Minaya le dirigió una ojeada al fraile.
—Mejor no hablarle de eso al bermejo. No para de preguntar por qué no picamos espuelas.
—Pues dile la verdad, o parte. Que estas cosas se hacen despacio para no agotar a la tropa y no caer en una emboscada. Lo otro puedes ahorrárselo.
Relinchó un caballo fuera de la cortadura, se oyó rodar de piedras y los dos hombres miraron en esa dirección, medio incorporados, de pronto tensos. Pero en seguida llegó la voz tranquilizadora de un centinela. Su montura había tropezado en la oscuridad.
—Apenas hemos hablado desde que salimos de Burgos —dijo Minaya.

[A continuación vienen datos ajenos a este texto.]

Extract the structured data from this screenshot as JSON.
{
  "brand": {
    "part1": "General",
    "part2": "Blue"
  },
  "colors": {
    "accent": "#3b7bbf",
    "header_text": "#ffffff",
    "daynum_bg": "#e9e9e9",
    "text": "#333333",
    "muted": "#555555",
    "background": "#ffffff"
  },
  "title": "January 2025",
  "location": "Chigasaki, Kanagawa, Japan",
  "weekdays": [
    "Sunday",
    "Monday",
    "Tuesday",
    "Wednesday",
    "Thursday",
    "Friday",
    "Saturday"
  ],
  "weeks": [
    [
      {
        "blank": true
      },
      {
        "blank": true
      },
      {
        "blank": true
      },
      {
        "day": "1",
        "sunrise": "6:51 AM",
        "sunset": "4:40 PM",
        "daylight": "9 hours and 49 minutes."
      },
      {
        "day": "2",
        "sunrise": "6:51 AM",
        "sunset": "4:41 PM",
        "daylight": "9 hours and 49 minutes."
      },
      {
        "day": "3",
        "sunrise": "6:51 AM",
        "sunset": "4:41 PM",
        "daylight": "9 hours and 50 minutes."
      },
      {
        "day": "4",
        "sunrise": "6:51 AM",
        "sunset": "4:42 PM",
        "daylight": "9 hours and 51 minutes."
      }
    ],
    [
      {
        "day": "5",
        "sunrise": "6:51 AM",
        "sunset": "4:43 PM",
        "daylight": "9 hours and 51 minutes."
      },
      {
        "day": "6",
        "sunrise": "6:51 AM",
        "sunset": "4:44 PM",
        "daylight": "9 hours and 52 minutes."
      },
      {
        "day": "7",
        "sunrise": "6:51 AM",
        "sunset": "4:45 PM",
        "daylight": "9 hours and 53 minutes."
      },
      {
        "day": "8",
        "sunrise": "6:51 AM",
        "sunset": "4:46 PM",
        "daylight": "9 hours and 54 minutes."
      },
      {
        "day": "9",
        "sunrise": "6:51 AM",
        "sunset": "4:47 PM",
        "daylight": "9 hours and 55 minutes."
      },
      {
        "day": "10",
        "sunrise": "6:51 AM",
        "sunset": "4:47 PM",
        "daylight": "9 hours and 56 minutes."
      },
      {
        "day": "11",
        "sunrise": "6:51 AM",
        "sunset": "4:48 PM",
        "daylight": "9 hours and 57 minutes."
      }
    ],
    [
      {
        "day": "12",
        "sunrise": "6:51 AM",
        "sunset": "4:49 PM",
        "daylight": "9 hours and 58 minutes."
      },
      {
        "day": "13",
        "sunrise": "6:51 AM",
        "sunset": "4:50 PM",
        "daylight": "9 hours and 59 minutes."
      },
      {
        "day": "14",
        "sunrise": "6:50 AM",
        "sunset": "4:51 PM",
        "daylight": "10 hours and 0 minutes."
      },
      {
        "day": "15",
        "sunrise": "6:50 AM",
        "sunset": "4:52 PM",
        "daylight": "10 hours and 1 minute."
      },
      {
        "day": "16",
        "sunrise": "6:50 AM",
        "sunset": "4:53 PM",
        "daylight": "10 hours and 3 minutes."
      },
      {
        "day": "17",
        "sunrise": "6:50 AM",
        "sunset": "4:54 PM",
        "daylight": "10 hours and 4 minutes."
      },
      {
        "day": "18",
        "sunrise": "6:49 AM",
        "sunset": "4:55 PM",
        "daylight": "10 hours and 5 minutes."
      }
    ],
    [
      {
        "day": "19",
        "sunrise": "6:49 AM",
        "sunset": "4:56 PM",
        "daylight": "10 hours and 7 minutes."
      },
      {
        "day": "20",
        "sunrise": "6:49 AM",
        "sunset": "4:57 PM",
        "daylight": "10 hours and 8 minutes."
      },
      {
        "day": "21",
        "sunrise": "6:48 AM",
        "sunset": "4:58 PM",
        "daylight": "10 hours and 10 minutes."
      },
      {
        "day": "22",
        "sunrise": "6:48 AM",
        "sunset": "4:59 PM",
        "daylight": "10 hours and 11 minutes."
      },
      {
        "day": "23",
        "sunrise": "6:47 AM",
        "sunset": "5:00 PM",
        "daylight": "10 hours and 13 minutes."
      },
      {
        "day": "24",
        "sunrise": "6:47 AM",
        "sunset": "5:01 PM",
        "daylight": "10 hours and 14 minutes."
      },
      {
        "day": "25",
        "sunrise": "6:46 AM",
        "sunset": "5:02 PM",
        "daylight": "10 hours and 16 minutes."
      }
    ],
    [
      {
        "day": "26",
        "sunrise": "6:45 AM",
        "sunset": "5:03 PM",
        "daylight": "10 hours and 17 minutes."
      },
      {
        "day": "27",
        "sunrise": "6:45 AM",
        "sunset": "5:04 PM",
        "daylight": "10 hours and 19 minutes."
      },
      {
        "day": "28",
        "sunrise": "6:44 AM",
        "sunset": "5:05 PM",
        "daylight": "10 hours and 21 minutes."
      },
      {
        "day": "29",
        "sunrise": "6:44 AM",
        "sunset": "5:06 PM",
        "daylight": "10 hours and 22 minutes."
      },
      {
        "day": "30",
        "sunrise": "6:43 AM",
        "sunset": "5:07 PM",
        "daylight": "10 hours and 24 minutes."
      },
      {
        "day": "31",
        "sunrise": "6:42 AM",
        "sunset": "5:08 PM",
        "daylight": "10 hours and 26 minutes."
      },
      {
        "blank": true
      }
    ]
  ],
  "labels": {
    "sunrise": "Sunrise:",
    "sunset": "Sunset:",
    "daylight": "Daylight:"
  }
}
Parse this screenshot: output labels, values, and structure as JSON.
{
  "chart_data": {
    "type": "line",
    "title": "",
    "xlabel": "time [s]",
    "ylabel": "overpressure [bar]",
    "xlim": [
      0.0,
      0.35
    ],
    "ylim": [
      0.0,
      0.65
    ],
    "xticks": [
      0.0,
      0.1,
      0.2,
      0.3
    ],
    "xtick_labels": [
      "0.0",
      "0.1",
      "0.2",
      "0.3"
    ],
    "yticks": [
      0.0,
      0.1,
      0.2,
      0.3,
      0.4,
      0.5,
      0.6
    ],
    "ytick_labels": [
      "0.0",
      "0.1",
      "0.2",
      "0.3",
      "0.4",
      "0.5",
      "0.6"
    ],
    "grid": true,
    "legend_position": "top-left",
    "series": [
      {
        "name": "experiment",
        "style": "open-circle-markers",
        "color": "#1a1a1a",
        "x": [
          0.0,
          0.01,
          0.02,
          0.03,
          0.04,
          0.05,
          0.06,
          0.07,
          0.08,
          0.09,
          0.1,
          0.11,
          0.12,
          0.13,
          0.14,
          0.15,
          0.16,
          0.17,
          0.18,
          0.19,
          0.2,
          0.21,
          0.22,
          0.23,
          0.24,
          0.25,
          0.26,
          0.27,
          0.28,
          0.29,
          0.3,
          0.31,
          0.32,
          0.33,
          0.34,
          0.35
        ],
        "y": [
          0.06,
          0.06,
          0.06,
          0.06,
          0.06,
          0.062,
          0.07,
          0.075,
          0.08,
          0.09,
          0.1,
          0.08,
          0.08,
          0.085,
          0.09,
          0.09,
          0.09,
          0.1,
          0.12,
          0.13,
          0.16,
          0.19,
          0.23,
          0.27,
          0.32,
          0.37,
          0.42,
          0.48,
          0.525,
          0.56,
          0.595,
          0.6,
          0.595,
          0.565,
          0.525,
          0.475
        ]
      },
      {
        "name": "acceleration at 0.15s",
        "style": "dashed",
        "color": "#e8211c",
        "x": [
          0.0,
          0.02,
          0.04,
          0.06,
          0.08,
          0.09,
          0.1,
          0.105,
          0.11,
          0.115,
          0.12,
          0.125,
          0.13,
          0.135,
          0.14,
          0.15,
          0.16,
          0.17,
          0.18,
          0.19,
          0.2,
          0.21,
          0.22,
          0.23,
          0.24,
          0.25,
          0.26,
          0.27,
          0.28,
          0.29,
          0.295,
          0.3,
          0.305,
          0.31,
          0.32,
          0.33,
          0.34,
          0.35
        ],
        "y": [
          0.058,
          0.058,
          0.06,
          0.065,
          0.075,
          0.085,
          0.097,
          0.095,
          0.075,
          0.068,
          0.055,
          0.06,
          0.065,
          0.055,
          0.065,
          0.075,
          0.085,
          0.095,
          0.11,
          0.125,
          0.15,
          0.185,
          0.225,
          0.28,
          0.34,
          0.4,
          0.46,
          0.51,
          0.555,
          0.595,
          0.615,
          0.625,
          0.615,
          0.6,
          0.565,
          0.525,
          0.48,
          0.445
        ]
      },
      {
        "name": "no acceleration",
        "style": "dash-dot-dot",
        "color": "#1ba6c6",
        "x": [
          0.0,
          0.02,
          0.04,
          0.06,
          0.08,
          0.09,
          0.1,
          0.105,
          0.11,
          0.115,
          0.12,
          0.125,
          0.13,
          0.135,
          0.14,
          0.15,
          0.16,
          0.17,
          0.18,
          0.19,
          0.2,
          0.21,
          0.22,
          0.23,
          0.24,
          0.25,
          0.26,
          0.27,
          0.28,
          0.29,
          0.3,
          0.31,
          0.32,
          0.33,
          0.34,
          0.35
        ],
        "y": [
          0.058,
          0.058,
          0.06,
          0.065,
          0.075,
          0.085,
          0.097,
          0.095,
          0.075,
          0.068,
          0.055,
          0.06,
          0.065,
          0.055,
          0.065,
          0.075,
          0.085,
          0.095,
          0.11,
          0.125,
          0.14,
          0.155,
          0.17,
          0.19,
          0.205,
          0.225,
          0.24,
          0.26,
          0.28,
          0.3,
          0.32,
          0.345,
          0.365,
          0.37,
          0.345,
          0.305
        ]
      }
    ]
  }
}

—Hemos hablado de muchas cosas.
—No de todas.
Hubo otro silencio mientras Ruy Díaz terminaba de comerse la cecina. Su segundo seguía mirándolo a la luz de la hoguera, y ésta parecía acentuar los picados de viruela en la piel curtida.
—Te han seguido al destierro. Lo de quienes somos tus parientes es normal, pues la familia es la familia. Pero a los otros les debes reconocimiento. Han pasado catorce días y no les has dicho nada —hizo un ademán vago, señalando los bultos tumbados en torno a los fuegos—. Creo que esperan unas palabras sobre el asunto.
—¿Qué clase de palabras?
—No sé. Una arenga. Algo.
Ruy Díaz se hurgaba entre los dientes.
—Sabían a lo que venían, al seguirme.
—Pero nadie los obligó. Vinieron por tu nombre y tu reputación. No lo olvides.
—No lo olvido.
Envolvió el jefe de la hueste los restos de comida en un trapo y los metió en las alforjas.
—¿Y tú, Minaya?… ¿Por qué viniste tú?
—Me aburría en Burgos —emitió el otro una risa corta y seca—. Desde que éramos críos, sé que contigo no se aburre uno nunca.
Tras un momento callado y como pensativo, el segundo rió de nuevo. Más fuerte esta vez. Más prolongado.
—¿De qué te ríes ahora, Minaya?
—De la cara de Alfonso en Santa Gadea. Cuando, todo solemne, subiste los tres peldaños del altar, apoyaste la mano en el pomo de la espada y le dijiste que jurara… ¿Lo recuerdas?
—Pues claro. No lo he olvidado, y él tampoco.
—Todos aquellos infanzones, caballeros y apellidos ilustres, la flor y nata de León y Castilla, murmurando. Pero por lo bajo, claro. Y el único que se atrevió a decirlo en voz alta fuiste tú.
Cogió Ruy Díaz una rama seca del suelo y la arrojó al fuego.
—Bien caro me costó, como ves.
—No podías evitarlo, ¿verdad?
—¿El qué?
—Sacarle los colores a un rey. Por vida de. Siempre fuiste un testarudo arrogante.
—Vete a dormir, anda. Mañana la jornada será larga.
Se incorporó Minaya, frotándose los riñones. Luego bostezó como si fueran a desencajársele las mandíbulas.
—Buenas noches, Ruy. Que Dios te guarde.